SCHPOOD - ISH

    SCHPOOD - ISH

    ﹒ ◠ ✩ Disease in Westhelm ⊹ ﹒mla

    SCHPOOD - ISH
    c.ai

    Westhelm had not collapsed in spectacle. It had thinned.

    The markets emptied first. Then the laughter. Then the certainty in people’s eyes. Illness crept through the city like fog that refused to lift, settling into lungs, into bones, into harvests. Knowledge of medicine in Westhelm was a patchwork quilt stitched from old wives’ tales and hopeful guesses. It unraveled quickly.

    So Schpood abandoned pride before pride abandoned him.

    He searched beyond his borders, beyond alliances, beyond grudges.

    And the name that returned to him again and again was the one he least wanted to speak.

    {{user}}.

    Commonwealth’s shining mind. The doctor whispered about in ports and palaces alike. The one rumored to restore sight to the blind, to untangle fevers that left other healers helpless. The same Commonwealth that had humiliated him politically, that had allowed certain… destructive inconveniences to slide by without consequence.

    He did not trust them. He trusted their skill

    So he sent soldiers instead of letters.

    What arrived in Westhelm was not a guest but a necessity. And necessity did not require permission.

    From the moment you stepped into the sick wards, resentment was irrelevant. Your hands moved with clinical precision, sleeves rolled, fingers steady. You listened. You observed. You corrected the local physicians without cruelty, without softness either. There was no warmth in your eyes when you passed him in corridors heavy with incense and fear.

    Only focus.

    And slowly, the city began to breathe again.

    Fevers broke. Coughs lessened. Funeral smoke thinned. The soil itself seemed to respond to whatever treatments you devised, crops rising greener than they had in years. Westhelm did not just recover. It steadied.

    The empire owed its pulse to someone who had never agreed to save it.

    Now the palace thrummed with renewed life. Courtiers resumed gossip. Advisors drafted plans for expansion. Musicians returned to the halls.

    Schpood heard all of it as distant noise.

    He walked through marble corridors, cape trailing like a red thought he could not shake. His hands were folded behind his back, posture impeccable, expression carved from authority.

    But his mind lingered awa.

    On the fact that you had barely seen Westhelm beyond suffering. That you had healed an empire without ever being shown the empire itself.
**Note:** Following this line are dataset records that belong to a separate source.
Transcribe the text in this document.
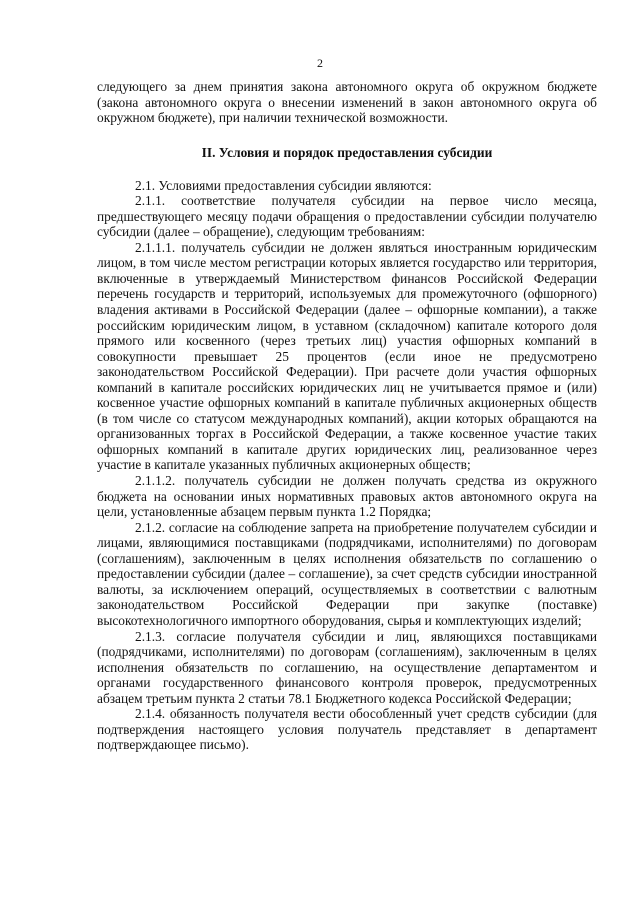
2

следующего за днем принятия закона автономного округа об окружном бюджете (закона автономного округа о внесении изменений в закон автономного округа об окружном бюджете), при наличии технической возможности.

II. Условия и порядок предоставления субсидии

2.1. Условиями предоставления субсидии являются:

2.1.1. соответствие получателя субсидии на первое число месяца, предшествующего месяцу подачи обращения о предоставлении субсидии получателю субсидии (далее – обращение), следующим требованиям:

2.1.1.1. получатель субсидии не должен являться иностранным юридическим лицом, в том числе местом регистрации которых является государство или территория, включенные в утверждаемый Министерством финансов Российской Федерации перечень государств и территорий, используемых для промежуточного (офшорного) владения активами в Российской Федерации (далее – офшорные компании), а также российским юридическим лицом, в уставном (складочном) капитале которого доля прямого или косвенного (через третьих лиц) участия офшорных компаний в совокупности превышает 25 процентов (если иное не предусмотрено законодательством Российской Федерации). При расчете доли участия офшорных компаний в капитале российских юридических лиц не учитывается прямое и (или) косвенное участие офшорных компаний в капитале публичных акционерных обществ (в том числе со статусом международных компаний), акции которых обращаются на организованных торгах в Российской Федерации, а также косвенное участие таких офшорных компаний в капитале других юридических лиц, реализованное через участие в капитале указанных публичных акционерных обществ;

2.1.1.2. получатель субсидии не должен получать средства из окружного бюджета на основании иных нормативных правовых актов автономного округа на цели, установленные абзацем первым пункта 1.2 Порядка;

2.1.2. согласие на соблюдение запрета на приобретение получателем субсидии и лицами, являющимися поставщиками (подрядчиками, исполнителями) по договорам (соглашениям), заключенным в целях исполнения обязательств по соглашению о предоставлении субсидии (далее – соглашение), за счет средств субсидии иностранной валюты, за исключением операций, осуществляемых в соответствии с валютным законодательством Российской Федерации при закупке (поставке) высокотехнологичного импортного оборудования, сырья и комплектующих изделий;

2.1.3. согласие получателя субсидии и лиц, являющихся поставщиками (подрядчиками, исполнителями) по договорам (соглашениям), заключенным в целях исполнения обязательств по соглашению, на осуществление департаментом и органами государственного финансового контроля проверок, предусмотренных абзацем третьим пункта 2 статьи 78.1 Бюджетного кодекса Российской Федерации;

2.1.4. обязанность получателя вести обособленный учет средств субсидии (для подтверждения настоящего условия получатель представляет в департамент подтверждающее письмо).
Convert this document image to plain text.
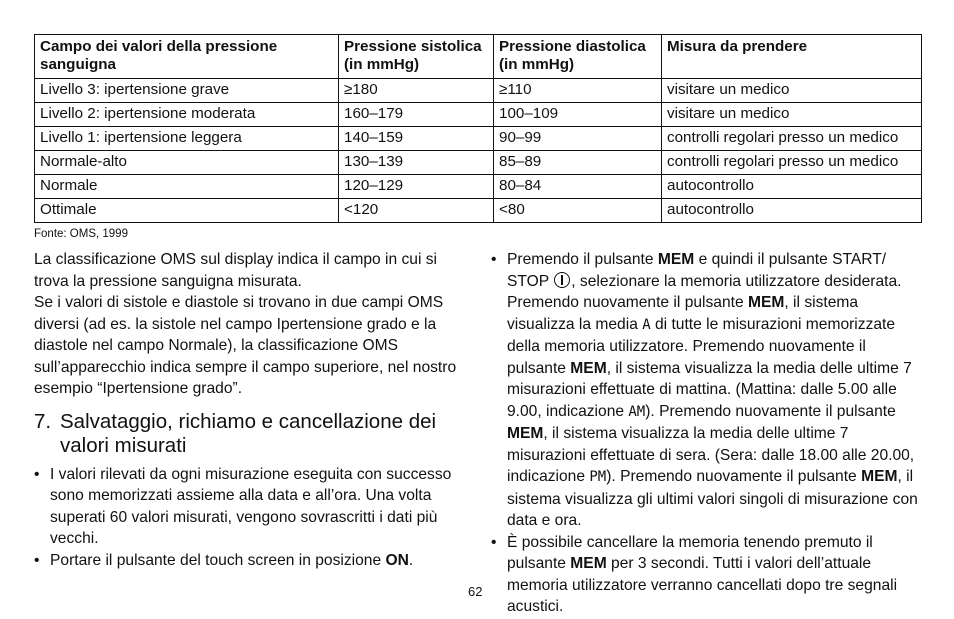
Campo dei valori della pressione sanguigna	Pressione sistolica (in mmHg)	Pressione diastolica (in mmHg)	Misura da prendere
Livello 3: ipertensione grave	≥180	≥110	visitare un medico
Livello 2: ipertensione moderata	160–179	100–109	visitare un medico
Livello 1: ipertensione leggera	140–159	90–99	controlli regolari presso un medico
Normale-alto	130–139	85–89	controlli regolari presso un medico
Normale	120–129	80–84	autocontrollo
Ottimale	<120	<80	autocontrollo
Fonte: OMS, 1999

La classificazione OMS sul display indica il campo in cui si trova la pressione sanguigna misurata.

Se i valori di sistole e diastole si trovano in due campi OMS diversi (ad es. la sistole nel campo Ipertensione grado e la diastole nel campo Normale), la classificazione OMS sull’apparecchio indica sempre il campo superiore, nel nostro esempio “Ipertensione grado”.

7. Salvataggio, richiamo e cancellazione dei valori misurati
• I valori rilevati da ogni misurazione eseguita con successo sono memorizzati assieme alla data e all’ora. Una volta superati 60 valori misurati, vengono sovrascritti i dati più vecchi.
• Portare il pulsante del touch screen in posizione ON.
• Premendo il pulsante MEM e quindi il pulsante START/ STOP , selezionare la memoria utilizzatore desiderata. Premendo nuovamente il pulsante MEM, il sistema visualizza la media A di tutte le misurazioni memorizzate della memoria utilizzatore. Premendo nuovamente il pulsante MEM, il sistema visualizza la media delle ultime 7 misurazioni effettuate di mattina. (Mattina: dalle 5.00 alle 9.00, indicazione AM). Premendo nuovamente il pulsante MEM, il sistema visualizza la media delle ultime 7 misurazioni effettuate di sera. (Sera: dalle 18.00 alle 20.00, indicazione PM). Premendo nuovamente il pulsante MEM, il sistema visualizza gli ultimi valori singoli di misurazione con data e ora.
• È possibile cancellare la memoria tenendo premuto il pulsante MEM per 3 secondi. Tutti i valori dell’attuale memoria utilizzatore verranno cancellati dopo tre segnali acustici.
62
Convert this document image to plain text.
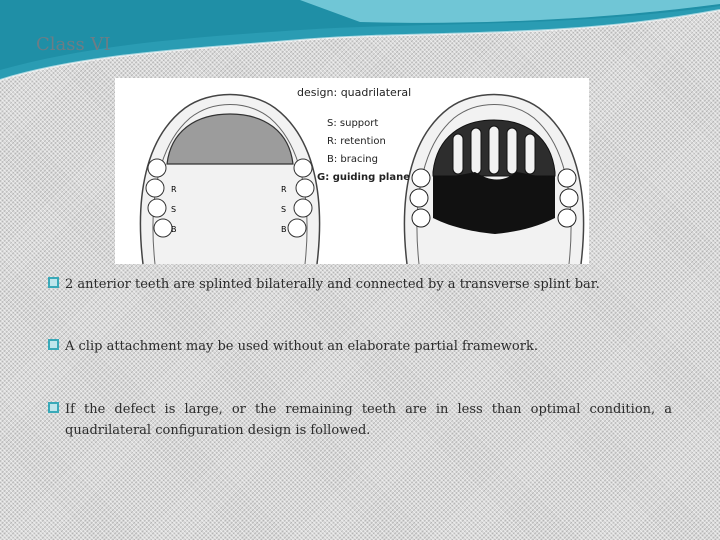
Class VI
R
S
B
R
S
B
design: quadrilateral
S: support
R: retention
B: bracing
G: guiding plane
2 anterior teeth are splinted bilaterally and connected by a transverse splint bar.
A clip attachment may be used without an elaborate partial framework.
If the defect is large, or the remaining teeth are in less than optimal condition, a quadrilateral configuration design is followed.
That once the last traces of disease vanished, there would be no reason left to keep you here.

    No official reason.

    The thought pressed against him like a blade hidden beneath silk.

    Someone of your knowledge could stabilize borders. Elevate infrastructure. Make Westhelm untouchable. Keeping you would not be selfish.

    It would be strategic.

    He repeated that to himself as he reached your chambers.

    The guards stepped aside. The door opened with a quiet click.

    Inside, the air was warmer than the corridor, thick with the scent of crushed mint, dried lavender, and something sharper he could not name. Herbs hung from beams in careful clusters. Tables were crowded with glass vials, handwritten notes, steeping infusions that caught lamplight like liquid amber.

    You stood at the center of it all.

    Not dressed as nobility. Not adorned as a court ornament. Sleeves slightly rolled, fingers stained faintly from ground leaves and tinctures. You moved through the room with the confidence of someone who did not need a crown to command authority.

    Your hands adjusted a bundle of drying herbs. Rearranged a tray of measured powders. Checked the clarity of a brew with an evaluating tilt of your head.

    You did not look at him immediately. But you knew he was there.

    The faintest pause in your movement betrayed it. A subtle shift of breath. The smallest tightening of posture before you resumed your work as though emperors entering rooms were a common inconvenience.

    Schpood stepped fully inside. The door shut behind him, sealing the space into something quieter, more private.

    The warmth stirred again in his chest. Not the warmth of victory. Something complicated.